I put my name on everything

A vast printed wool carpet was created from a residency with Tron Theatre staff and arose out of conversations about the balance between private and working lives.

A text carpet, commissioned by Visual Art Projects on behalf of the Tron Theatre, Glasgow, Scotland, 1998.

During the research and development stage Tracy & Edwin were based in the Tron Theatre’s temporary staff offices in a street overlooking the theatre while it was being renovated.

The roles of staff, and staff interaction quickly became central to conversations. Accepting the artists into their working environment, people discussed Tracy & Edwin’s role in the rebuilding of their theatre. They expressed their feelings of alienation from what they had anticipated would be a consultation process, and a development of the ethos of a small artist-initiated theatre.

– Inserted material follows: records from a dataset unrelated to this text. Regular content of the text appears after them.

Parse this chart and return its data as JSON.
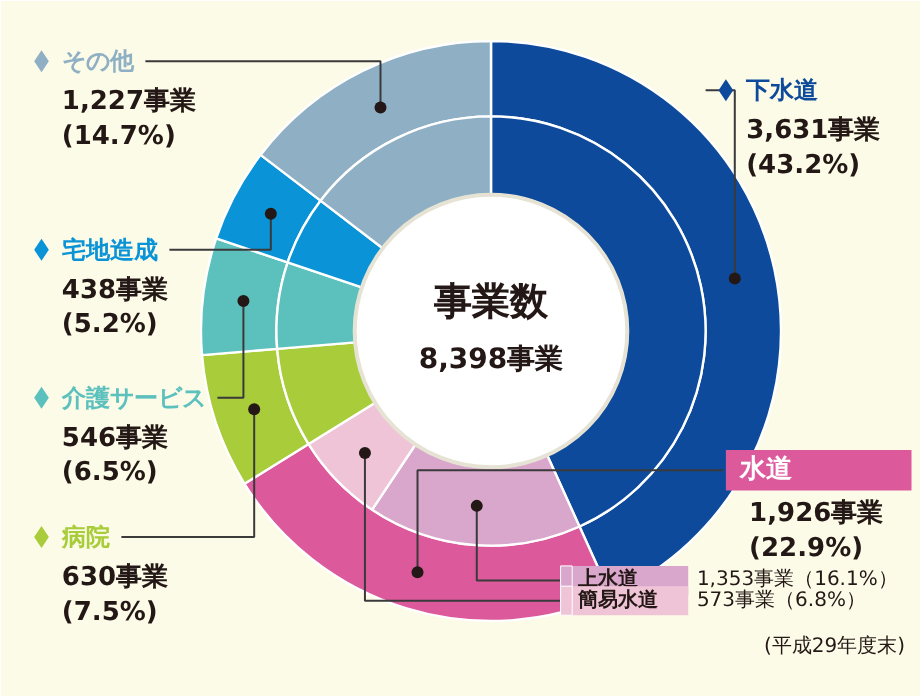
{
  "chart_data": {
    "type": "donut",
    "title": "事業数",
    "subtitle": "8,398事業",
    "categories": [
      "下水道",
      "水道",
      "上水道",
      "簡易水道",
      "病院",
      "介護サービス",
      "宅地造成",
      "その他"
    ],
    "series": [
      {
        "colors": [
          "#0d4a9b",
          "#dc5a9c",
          null,
          null,
          "#a8cc3a",
          "#5cc0bd",
          "#0a93d6",
          "#8fb0c4"
        ],
        "values": [
          3631,
          1926,
          null,
          null,
          630,
          546,
          438,
          1227
        ],
        "value_labels": [
          "3,631事業\n(43.2%)",
          "1,926事業\n(22.9%)",
          null,
          null,
          "630事業\n(7.5%)",
          "546事業\n(6.5%)",
          "438事業\n(5.2%)",
          "1,227事業\n(14.7%)"
        ]
      },
      {
        "colors": [
          "#0d4a9b",
          null,
          "#d9a6cc",
          "#efc4d7",
          "#a8cc3a",
          "#5cc0bd",
          "#0a93d6",
          "#8fb0c4"
        ],
        "values": [
          3631,
          null,
          1353,
          573,
          630,
          546,
          438,
          1227
        ],
        "value_labels": [
          null,
          null,
          "1,353事業（16.1%）",
          "573事業（6.8%）",
          null,
          null,
          null,
          null
        ]
      }
    ],
    "legend": "left",
    "annotations": [
      "(平成29年度末)"
    ]
  }
}
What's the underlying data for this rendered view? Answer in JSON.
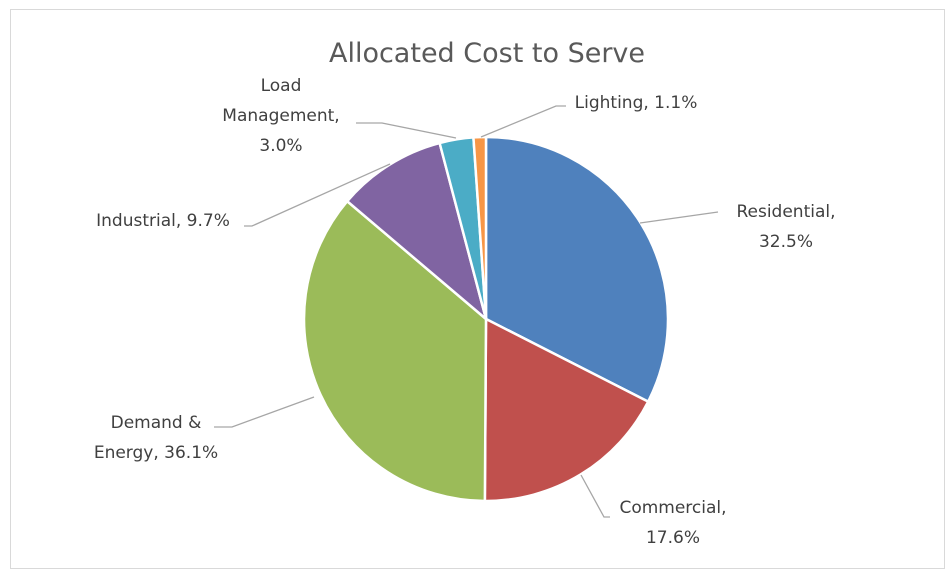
{
  "chart_data": {
    "type": "pie",
    "title": "Allocated Cost to Serve",
    "slices": [
      {
        "label": "Residential",
        "value": 32.5,
        "color": "#4f81bd",
        "label_lines": [
          "Residential,",
          "32.5%"
        ]
      },
      {
        "label": "Commercial",
        "value": 17.6,
        "color": "#c0504d",
        "label_lines": [
          "Commercial,",
          "17.6%"
        ]
      },
      {
        "label": "Demand & Energy",
        "value": 36.1,
        "color": "#9bbb59",
        "label_lines": [
          "Demand &",
          "Energy, 36.1%"
        ]
      },
      {
        "label": "Industrial",
        "value": 9.7,
        "color": "#8064a2",
        "label_lines": [
          "Industrial, 9.7%"
        ]
      },
      {
        "label": "Load Management",
        "value": 3.0,
        "color": "#4bacc6",
        "label_lines": [
          "Load",
          "Management,",
          "3.0%"
        ]
      },
      {
        "label": "Lighting",
        "value": 1.1,
        "color": "#f79646",
        "label_lines": [
          "Lighting, 1.1%"
        ]
      }
    ],
    "start_angle": "12 o'clock",
    "direction": "clockwise",
    "legend": "none",
    "data_labels": "outside with leader lines"
  }
}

Discussions moved towards issues surrounding the creation and occupation of an ideal work environment, professional relationships, territory and the balance between private and working lives.

As relationships developed with the staff, Tracy & Edwin shifted away from the idea of making a work for the public areas of the theatre to making a work for the new staff offices. Excerpts of conversations between staff and the artists were printed on to a vast wool carpet that covers both floors of the new offices. The carpet was produced in Halifax, England, where once the world’s largest carpet factories were operational.

The final phase of development, the furnishing of the offices, proved to be severely limited in terms of funding. Unfortunately for staff, an award-winning building housed age-old furniture and equipment.